“And Don’t Forget To Put Your Seatbelt On!”

Time has a way with us and it also has a way with places that we remember growing up.  Sure, most of them we reminisce about in our youth are gone or they have been rebuilt and look nothing like they did from years past and that is okay.  My mother always said to make your memories out of moments and make moments memories.  

There is one place though that is still standing.  It is a building that contained all of our hopes and dreams.  It is a spot that we thought about quite a bit and for some, absolutely dreaded.  It is not only for us that grew up in Nashville, but you all had one of these where ever you were raised.  Every single one of you had it.  City.  Country.  It did not matter, you had this place.  

I drive by this spot almost every single day and recently, I looked over and had to pull to the side of the road and just stared at this worn down building.  I saw a confident but completely lost 16 year old Joe Dubin walking into that place.  I also saw all my friends doing the same thing.  All of them.  We walked in, thinking we were confident, because when we came out on the other side, our life would be completely different.  

I am talking about the old drivers license testing location on the corner of Donelson pike and Murfreesboro Road.  Yes, remember now?  It all makes perfect sense if you go back and read above.  That building did contain our hopes and dreams because at 16, all you wanted was your license.  That was the most important thing because if you passed, and were lucky enough to have a car, the world was yours in every way possible. 

My brother taught me how to drive a stick shift when I was 14 and my mom would take me to practice whenever she could so I would be ready to go.  When 16 quickly approached, we made the appointment and off we went.  I studied harder for the written portion than anything I had ever done before.  Had I studied in school the way I studied for the drivers test, I would have probably been a C+ student instead of a C.  

I had a late birthday so I was into my junior year before I could take my test but I had great friends who took me many places.  The day we went to the testing center all I could think was about failing this test and starting over and my hopes and dreams would hop into another car and leave me.  I will never forget when we got there and my mom said, “Smile for your picture when you pass, please.  Oh, don’t forget to put your seatbelt on!”  In three seconds, my mom gave me all the inspiration I would need to succeed. She gave me a hug and sat outside and pulled out her book and started reading.  She was confident I would get it done without any problems.  Or she had the best poker face ever.  

I go in, ace the written test with flying colors and then I heard, “Joe Dubling, you are up next.  Let’s go.”  I walked over and said, “My last name is Dubin.  D-U-B-I-N.”  The instructor, agitated now, said, “You put down Dubling.”  “Sir, may I see?  It is Dubin.  No L or G.  Dubin.”  Great, already off to a wonderful start with him. 

The next five minutes passed in a blink of an eye.  A couple of right turns.  A few left turns.  A stop sign.  Turn signal on, and back to the building that contained our hopes and dreams.  We pull back in and he says nothing.  I just follow him in and can’t find him.  What in the world?  Then he reappears from some portal out of nowhere and says, “Congratulations.  You passed.  Go to the counter and take your picture.”

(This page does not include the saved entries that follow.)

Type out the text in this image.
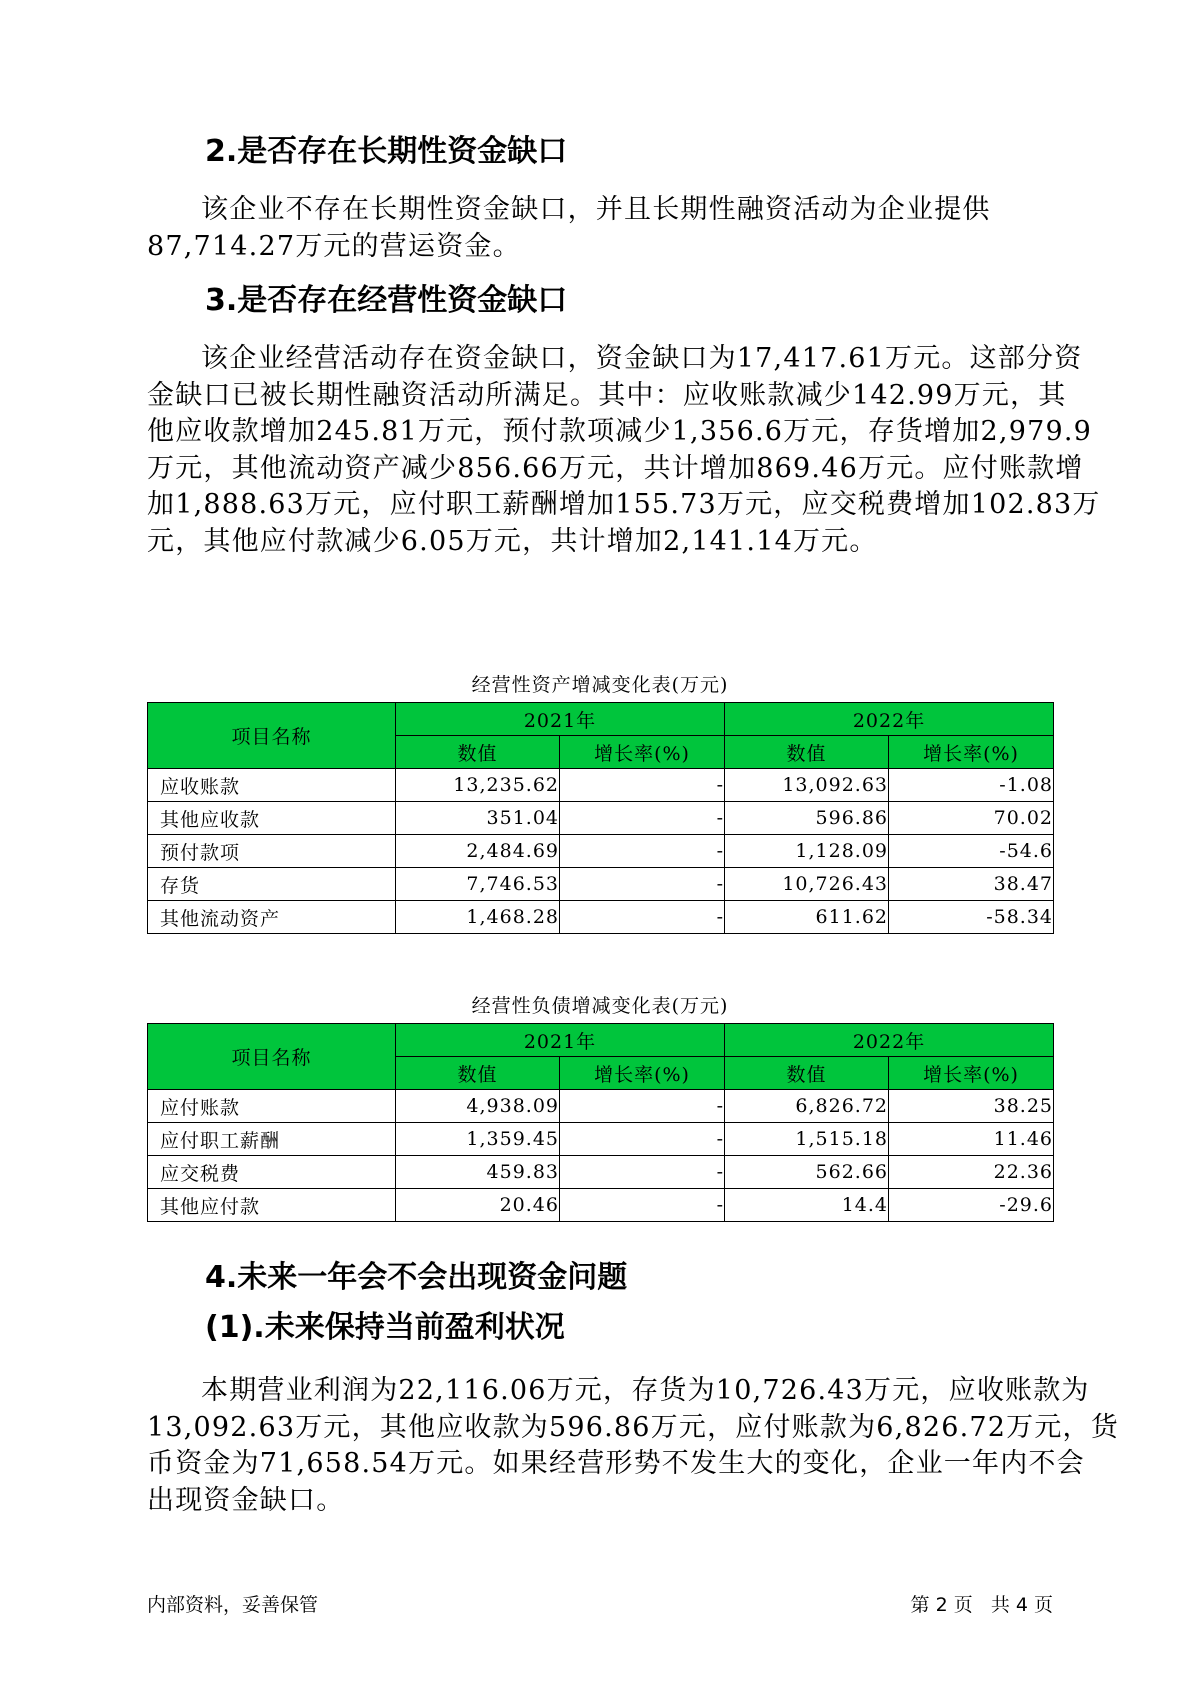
2.是否存在长期性资金缺口

该企业不存在长期性资金缺口，并且长期性融资活动为企业提供
87,714.27万元的营运资金。

3.是否存在经营性资金缺口

该企业经营活动存在资金缺口，资金缺口为17,417.61万元。这部分资
金缺口已被长期性融资活动所满足。其中：应收账款减少142.99万元，其
他应收款增加245.81万元，预付款项减少1,356.6万元，存货增加2,979.9
万元，其他流动资产减少856.66万元，共计增加869.46万元。应付账款增
加1,888.63万元，应付职工薪酬增加155.73万元，应交税费增加102.83万
元，其他应付款减少6.05万元，共计增加2,141.14万元。

经营性资产增减变化表(万元)
项目名称	2021年		2022年	
	数值	增长率(%)	数值	增长率(%)
应收账款	13,235.62	-	13,092.63	-1.08
其他应收款	351.04	-	596.86	70.02
预付款项	2,484.69	-	1,128.09	-54.6
存货	7,746.53	-	10,726.43	38.47
其他流动资产	1,468.28	-	611.62	-58.34
经营性负债增减变化表(万元)
项目名称	2021年		2022年	
	数值	增长率(%)	数值	增长率(%)
应付账款	4,938.09	-	6,826.72	38.25
应付职工薪酬	1,359.45	-	1,515.18	11.46
应交税费	459.83	-	562.66	22.36
其他应付款	20.46	-	14.4	-29.6
4.未来一年会不会出现资金问题
(1).未来保持当前盈利状况

本期营业利润为22,116.06万元，存货为10,726.43万元，应收账款为
13,092.63万元，其他应收款为596.86万元，应付账款为6,826.72万元，货
币资金为71,658.54万元。如果经营形势不发生大的变化，企业一年内不会
出现资金缺口。

内部资料，妥善保管	第 2 页   共 4 页
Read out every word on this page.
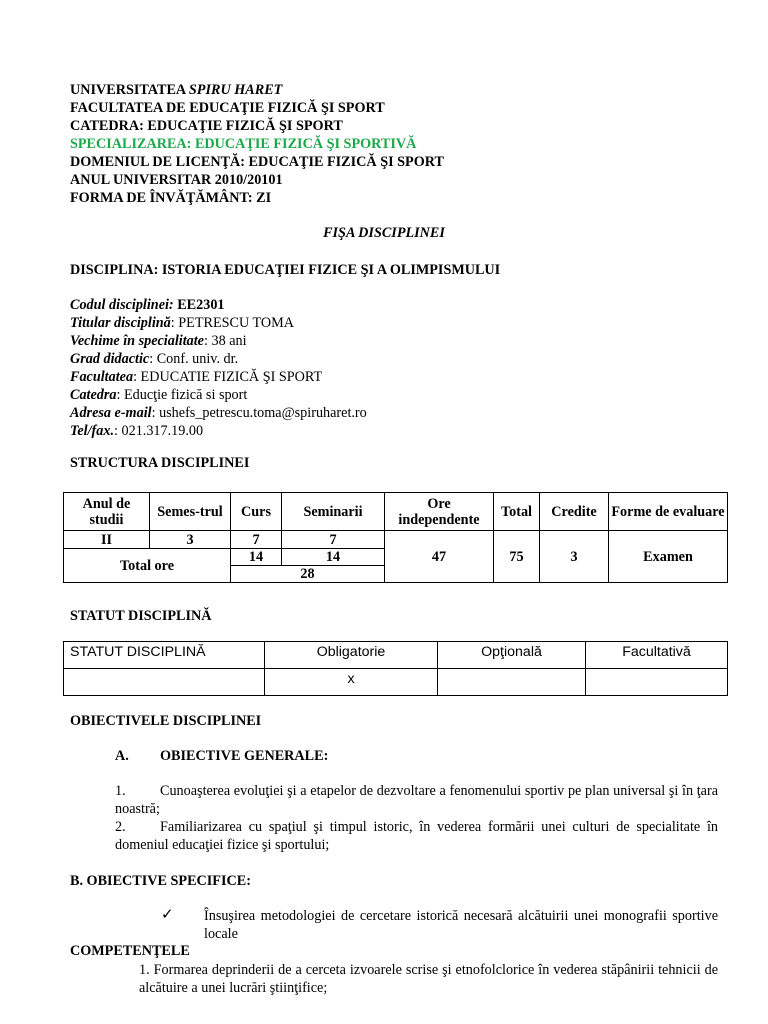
UNIVERSITATEA SPIRU HARET
FACULTATEA DE EDUCAŢIE FIZICĂ ŞI SPORT
CATEDRA: EDUCAŢIE FIZICĂ ŞI SPORT
SPECIALIZAREA: EDUCAŢIE FIZICĂ ŞI SPORTIVĂ
DOMENIUL DE LICENŢĂ: EDUCAŢIE FIZICĂ ŞI SPORT
ANUL UNIVERSITAR 2010/20101
FORMA DE ÎNVĂŢĂMÂNT: ZI
FIŞA DISCIPLINEI
DISCIPLINA: ISTORIA EDUCAŢIEI FIZICE ŞI A OLIMPISMULUI
Codul disciplinei: EE2301
Titular disciplină: PETRESCU TOMA
Vechime în specialitate: 38 ani
Grad didactic: Conf. univ. dr.
Facultatea: EDUCATIE FIZICĂ ŞI SPORT
Catedra: Educţie fizică si sport
Adresa e-mail: ushefs_petrescu.toma@spiruharet.ro
Tel/fax.: 021.317.19.00
STRUCTURA DISCIPLINEI
Anul de studii	Semes-trul	Curs	Seminarii	Ore independente	Total	Credite	Forme de evaluare
II	3	7	7	47	75	3	Examen
Total ore		14	14				
		28					
STATUT DISCIPLINĂ
STATUT DISCIPLINĂ	Obligatorie	Opţională	Facultativă
	x		
OBIECTIVELE DISCIPLINEI
A. OBIECTIVE GENERALE:
1. Cunoaşterea evoluţiei şi a etapelor de dezvoltare a fenomenului sportiv pe plan universal şi în ţara noastră;
2. Familiarizarea cu spaţiul şi timpul istoric, în vederea formării unei culturi de specialitate în domeniul educaţiei fizice şi sportului;
B. OBIECTIVE SPECIFICE:
✓ Însuşirea metodologiei de cercetare istorică necesară alcătuirii unei monografii sportive locale
COMPETENŢELE
1. Formarea deprinderii de a cerceta izvoarele scrise şi etnofolclorice în vederea stăpânirii tehnicii de alcătuire a unei lucrări ştiinţifice;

Success.  Thank you, Jesus.  Thank you.  I get my picture made and walk out to my mom.  I decided to play a joke on her and said, “Passed the written, mom, and failed the driving part.  I am sorry.”  She stands up and says, “I know you passed.”  I was perplexed and said, “How?”  She smiled and said, “I asked the instructor and he said you did great.”  Moms.  

Hopes and dreams level attained.  Now my life could really begin and the ride that day sums up my life and probably all of yours.  Some left turns, right turns, stop signs, turn signal on, and do it over and over.  

I sat and stared at that building the other day and vividly remembered that conversation with my mom and how proud she was of me for passing the test.  Little did I know that she knew our relationship would forever change because she was letting me go to find those hopes and dreams.   My goodness, I never got to thank her for that. 

A building.  A simple building that has been worn down by time and weather and life.  A building that we all walked into as a bunch of know-it-alls and then exited into adult hood.  

“And don’t forget to put your seatbelt on!”  Thanks, mom.